Data-driven Error Estimation: Upper Bounding Multiple Errors without Class Complexity as Input
Sanath Kumar Krishnamurthy, Anna Lyubarskaja, Emma Brunskill, Susan Athey
TL;DR
This work tackles the problem of constructing high-probability upper bounds on the maximum estimation error across a class of estimation tasks without requiring explicit bounds on class complexity. It introduces a data-driven framework that uses a defining dataset to form per-task estimates and a separate holdout error dataset to bound each individual error, then yields a bound on the maximum error via the maximum of these per-task bounds, independent of the class size. The core theory shows that this bound holds with probability at least $1-\delta$ and naturally adapts to the correlation structure of errors, enabling simultaneous confidence intervals, excess-risk estimation, and potentially optimal model sets without traditional complexity terms.
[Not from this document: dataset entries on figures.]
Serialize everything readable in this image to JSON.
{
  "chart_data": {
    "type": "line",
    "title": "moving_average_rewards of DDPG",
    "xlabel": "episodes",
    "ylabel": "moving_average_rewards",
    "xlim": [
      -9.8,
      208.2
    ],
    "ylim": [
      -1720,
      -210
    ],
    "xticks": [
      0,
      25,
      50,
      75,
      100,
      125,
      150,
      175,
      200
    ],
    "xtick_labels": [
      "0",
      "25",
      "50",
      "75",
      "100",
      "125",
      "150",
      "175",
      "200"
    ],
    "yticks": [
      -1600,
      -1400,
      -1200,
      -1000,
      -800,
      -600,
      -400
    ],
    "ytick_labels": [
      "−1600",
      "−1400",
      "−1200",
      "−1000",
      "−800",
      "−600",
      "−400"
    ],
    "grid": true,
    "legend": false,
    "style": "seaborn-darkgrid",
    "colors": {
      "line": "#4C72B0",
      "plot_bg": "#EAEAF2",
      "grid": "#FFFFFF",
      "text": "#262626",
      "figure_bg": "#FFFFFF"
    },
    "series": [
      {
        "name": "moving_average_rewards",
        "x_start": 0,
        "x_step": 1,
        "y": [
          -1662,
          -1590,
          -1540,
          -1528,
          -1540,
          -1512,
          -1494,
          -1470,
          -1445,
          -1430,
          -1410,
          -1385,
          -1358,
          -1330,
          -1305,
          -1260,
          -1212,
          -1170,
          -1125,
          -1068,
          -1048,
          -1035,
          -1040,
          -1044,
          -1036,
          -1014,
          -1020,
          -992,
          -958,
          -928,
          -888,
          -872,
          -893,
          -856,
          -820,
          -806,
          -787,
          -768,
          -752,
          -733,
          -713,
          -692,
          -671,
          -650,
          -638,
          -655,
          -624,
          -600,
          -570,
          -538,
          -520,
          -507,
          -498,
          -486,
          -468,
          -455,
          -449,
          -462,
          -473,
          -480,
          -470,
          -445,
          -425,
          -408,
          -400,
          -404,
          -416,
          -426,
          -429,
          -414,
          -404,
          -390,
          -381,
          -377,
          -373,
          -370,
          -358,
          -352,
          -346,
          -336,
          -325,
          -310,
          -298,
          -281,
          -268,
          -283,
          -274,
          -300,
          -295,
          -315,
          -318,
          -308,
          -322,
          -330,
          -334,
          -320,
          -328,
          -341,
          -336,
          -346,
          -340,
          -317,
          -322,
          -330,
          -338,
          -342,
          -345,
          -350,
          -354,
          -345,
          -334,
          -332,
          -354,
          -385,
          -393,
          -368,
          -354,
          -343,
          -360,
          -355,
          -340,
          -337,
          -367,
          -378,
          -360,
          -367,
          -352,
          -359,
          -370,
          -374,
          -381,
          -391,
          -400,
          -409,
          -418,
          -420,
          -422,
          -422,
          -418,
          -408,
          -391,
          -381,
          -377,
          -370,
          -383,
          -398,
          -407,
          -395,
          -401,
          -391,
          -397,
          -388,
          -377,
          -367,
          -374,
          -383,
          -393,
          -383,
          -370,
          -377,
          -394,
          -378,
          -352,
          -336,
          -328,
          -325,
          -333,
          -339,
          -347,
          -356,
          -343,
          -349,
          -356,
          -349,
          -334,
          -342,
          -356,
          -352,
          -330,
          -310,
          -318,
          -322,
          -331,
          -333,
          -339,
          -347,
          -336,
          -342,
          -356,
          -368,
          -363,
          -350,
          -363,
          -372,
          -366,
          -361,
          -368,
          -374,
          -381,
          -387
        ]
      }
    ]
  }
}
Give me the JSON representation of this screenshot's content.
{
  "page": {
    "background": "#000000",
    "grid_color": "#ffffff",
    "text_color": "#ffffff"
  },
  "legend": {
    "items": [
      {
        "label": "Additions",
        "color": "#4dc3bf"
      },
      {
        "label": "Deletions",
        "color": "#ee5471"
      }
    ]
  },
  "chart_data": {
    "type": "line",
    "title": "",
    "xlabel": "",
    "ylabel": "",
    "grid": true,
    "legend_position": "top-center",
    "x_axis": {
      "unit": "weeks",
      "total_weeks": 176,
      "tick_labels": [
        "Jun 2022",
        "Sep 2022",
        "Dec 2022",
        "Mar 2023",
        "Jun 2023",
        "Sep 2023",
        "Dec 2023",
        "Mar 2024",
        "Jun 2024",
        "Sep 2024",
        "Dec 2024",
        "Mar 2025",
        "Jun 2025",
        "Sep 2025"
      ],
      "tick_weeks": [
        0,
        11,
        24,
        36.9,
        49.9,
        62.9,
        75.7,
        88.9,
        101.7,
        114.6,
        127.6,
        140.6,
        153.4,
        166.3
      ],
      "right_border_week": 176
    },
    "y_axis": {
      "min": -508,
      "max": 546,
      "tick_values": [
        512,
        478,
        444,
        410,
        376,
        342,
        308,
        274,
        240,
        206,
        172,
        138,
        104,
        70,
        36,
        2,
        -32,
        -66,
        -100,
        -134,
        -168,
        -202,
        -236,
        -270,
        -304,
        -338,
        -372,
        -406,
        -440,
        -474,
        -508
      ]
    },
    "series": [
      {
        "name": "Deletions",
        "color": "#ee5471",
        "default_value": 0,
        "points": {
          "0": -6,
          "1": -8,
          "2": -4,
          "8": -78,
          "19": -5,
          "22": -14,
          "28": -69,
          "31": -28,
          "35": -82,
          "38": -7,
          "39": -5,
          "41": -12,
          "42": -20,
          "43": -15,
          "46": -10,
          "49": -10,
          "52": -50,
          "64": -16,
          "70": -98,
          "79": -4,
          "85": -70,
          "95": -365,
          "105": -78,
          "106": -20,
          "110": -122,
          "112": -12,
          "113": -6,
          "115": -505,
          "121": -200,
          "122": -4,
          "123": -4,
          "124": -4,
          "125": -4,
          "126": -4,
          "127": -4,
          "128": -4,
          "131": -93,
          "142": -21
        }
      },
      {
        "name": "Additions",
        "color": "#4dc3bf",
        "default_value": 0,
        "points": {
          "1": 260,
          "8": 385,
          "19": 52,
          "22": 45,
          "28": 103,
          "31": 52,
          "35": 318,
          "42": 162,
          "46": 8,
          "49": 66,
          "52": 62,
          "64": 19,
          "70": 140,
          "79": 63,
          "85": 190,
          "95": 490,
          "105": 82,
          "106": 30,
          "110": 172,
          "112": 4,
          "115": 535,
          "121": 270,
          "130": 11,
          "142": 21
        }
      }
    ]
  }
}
Localization further tightens bounds for particular instances, and the paper provides practical recipes for constructing multiple mean CIs and for contextual-bandit pipelines that rely on error estimates. Overall, the approach offers a simple, flexible, and computation-efficient alternative to union bounds, bootstrap, or PAC-Bayes in large or infinite hypothesis spaces.
Abstract
Constructing confidence intervals that are simultaneously valid across a class of estimates is central for tasks such as multiple mean estimation, bounding generalization error in machine learning, and adaptive experimental design. We frame this as an "error estimation problem," where the goal is to determine a high-probability upper bound on the maximum error for a class of estimates. We propose an entirely data-driven approach that derives such bounds for both finite and infinite class settings, naturally adapting to a potentially unknown correlation structure of random errors. Notably, our method does not require class complexity as an input, overcoming a major limitation of existing approaches such as union bounding and bounds based on Talagrand's inequality. In this paper, we present our simple yet general solution and demonstrate its flexibility through applications ranging from constructing multiple simultaneously valid confidence intervals to optimizing exploration in contextual bandit algorithms.